A thread with key takeaways.

superorganizers.substack.com/p/surgical-rea…
Use the book as a reading map.

Ask:
• Why is the book relevant?

• What does the title mean?

• What draws my attention in the index?

• How does the ToC match with my items from the index?

• Does the preface confirm my understanding?

• Do I care enough to read it?
Judge books by their cover.

Authors spend a lot of time thinking about their title and subtitle. Ponder on them and think about what the author is trying to communicate.
Book indexes are everything.

• Look at what topics are covered most. What stands out?

• Look at the sequence of topics. Can you discern a thread?

• What interests you? Write it down on a note-card with the page number.

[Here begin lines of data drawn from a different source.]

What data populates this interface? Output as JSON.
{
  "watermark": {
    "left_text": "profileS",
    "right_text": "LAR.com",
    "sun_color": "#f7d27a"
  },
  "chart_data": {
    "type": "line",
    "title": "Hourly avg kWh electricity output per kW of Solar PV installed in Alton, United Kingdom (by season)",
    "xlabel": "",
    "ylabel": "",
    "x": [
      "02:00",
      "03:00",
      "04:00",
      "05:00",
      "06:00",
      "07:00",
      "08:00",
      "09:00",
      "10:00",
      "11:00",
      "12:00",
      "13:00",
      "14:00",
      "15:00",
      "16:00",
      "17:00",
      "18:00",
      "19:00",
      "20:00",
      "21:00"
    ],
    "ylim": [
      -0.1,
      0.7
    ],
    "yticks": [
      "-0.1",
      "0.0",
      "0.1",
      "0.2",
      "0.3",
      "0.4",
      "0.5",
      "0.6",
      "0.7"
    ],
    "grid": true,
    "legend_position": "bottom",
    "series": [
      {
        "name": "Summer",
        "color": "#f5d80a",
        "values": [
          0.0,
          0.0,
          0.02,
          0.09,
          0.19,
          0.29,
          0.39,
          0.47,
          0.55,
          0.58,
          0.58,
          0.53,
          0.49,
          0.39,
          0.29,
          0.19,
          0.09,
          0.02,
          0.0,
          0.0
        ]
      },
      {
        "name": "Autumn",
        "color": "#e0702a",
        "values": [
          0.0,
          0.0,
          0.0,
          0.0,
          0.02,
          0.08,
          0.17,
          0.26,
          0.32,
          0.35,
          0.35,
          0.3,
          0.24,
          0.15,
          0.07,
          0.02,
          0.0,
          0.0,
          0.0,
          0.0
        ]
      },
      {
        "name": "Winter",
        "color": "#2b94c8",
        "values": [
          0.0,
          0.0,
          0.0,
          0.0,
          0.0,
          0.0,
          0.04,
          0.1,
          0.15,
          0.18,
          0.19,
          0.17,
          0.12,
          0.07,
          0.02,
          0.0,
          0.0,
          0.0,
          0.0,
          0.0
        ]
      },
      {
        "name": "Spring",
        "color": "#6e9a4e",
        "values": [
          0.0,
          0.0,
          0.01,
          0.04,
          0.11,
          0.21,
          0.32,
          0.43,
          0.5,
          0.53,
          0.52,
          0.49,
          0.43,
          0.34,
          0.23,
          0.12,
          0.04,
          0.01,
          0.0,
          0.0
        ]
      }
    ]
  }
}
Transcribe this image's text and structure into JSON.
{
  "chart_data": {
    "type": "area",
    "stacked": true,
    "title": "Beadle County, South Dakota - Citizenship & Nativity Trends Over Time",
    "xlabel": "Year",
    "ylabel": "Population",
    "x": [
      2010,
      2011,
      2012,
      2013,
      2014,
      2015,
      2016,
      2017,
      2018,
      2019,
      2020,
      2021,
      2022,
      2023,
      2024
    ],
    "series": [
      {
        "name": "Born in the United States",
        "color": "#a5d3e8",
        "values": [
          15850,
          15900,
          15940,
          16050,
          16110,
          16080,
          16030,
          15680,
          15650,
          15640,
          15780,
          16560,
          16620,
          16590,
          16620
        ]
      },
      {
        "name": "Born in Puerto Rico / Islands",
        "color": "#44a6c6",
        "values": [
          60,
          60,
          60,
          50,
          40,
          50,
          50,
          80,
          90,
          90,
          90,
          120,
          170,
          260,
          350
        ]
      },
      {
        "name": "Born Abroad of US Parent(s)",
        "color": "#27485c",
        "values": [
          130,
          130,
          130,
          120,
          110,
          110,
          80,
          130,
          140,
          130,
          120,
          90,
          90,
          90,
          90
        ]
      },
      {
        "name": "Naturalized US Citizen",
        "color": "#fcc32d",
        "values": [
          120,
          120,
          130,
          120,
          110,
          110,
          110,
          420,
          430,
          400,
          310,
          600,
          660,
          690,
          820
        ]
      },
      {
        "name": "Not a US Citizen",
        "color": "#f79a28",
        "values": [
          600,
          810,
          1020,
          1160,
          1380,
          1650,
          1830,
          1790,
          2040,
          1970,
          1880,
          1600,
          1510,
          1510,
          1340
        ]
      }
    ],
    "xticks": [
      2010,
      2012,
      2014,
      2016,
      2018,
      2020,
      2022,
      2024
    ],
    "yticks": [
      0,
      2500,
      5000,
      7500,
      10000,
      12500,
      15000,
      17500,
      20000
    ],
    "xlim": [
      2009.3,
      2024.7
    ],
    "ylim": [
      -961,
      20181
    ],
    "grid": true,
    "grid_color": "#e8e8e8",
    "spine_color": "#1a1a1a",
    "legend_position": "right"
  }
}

• Finally, what is this book trying to get across?
The Table of Contents is the skeleton of a book.

The ToC tells you how the author wants you to understand the book; it gives the big picture.

Take your list of index items and compare them with the ToC. Do you get a sense of the author's points?
Check your understanding of the book with the preface.

Often, authors will tell you in the preface what the book is about and what points it's making. Check if your understanding from the index and ToC is correct.

Book prefaces are like movie trailers. Ask: do I care?
After skimming a book and creating a map, do you care enough to read it?

We often care about what's relevant. If the book does not address a challenge you currently have, it's unlikely to interest you.

Put the book away and return to it later.
How to extract knowledge nuggets from books:

• Interact with the book.

• Only read what interests you.

• Read, review, read, review.

• Read several books at once around one topic.
Interact with the books you read.

• Highlight.

• Write in the margins.

• Take notes.

By writing in the books you read, you can see your thinking develop over time. What you write now will benefit your future self.
Only read the interesting parts of books.

• Pick topics from the index that you find interesting.

• Read until you lose interest.

• Save truly useful information to @readwiseio or Anki.

• Make sure you can locate the interesting parts in the future.
Only read books from front to back that you cannot put down.

• Write down key points after reading a chapter.

• Review key points from the previous chapter before starting the next one.

• The system: read, review, read, review.
Read several books at a time.

• Read books that cover a topic of your interest.

• Focus on your topic in each book.

• Distill the common thread from several books.

• Translate terms in your own words so you can compare and contrast ideas.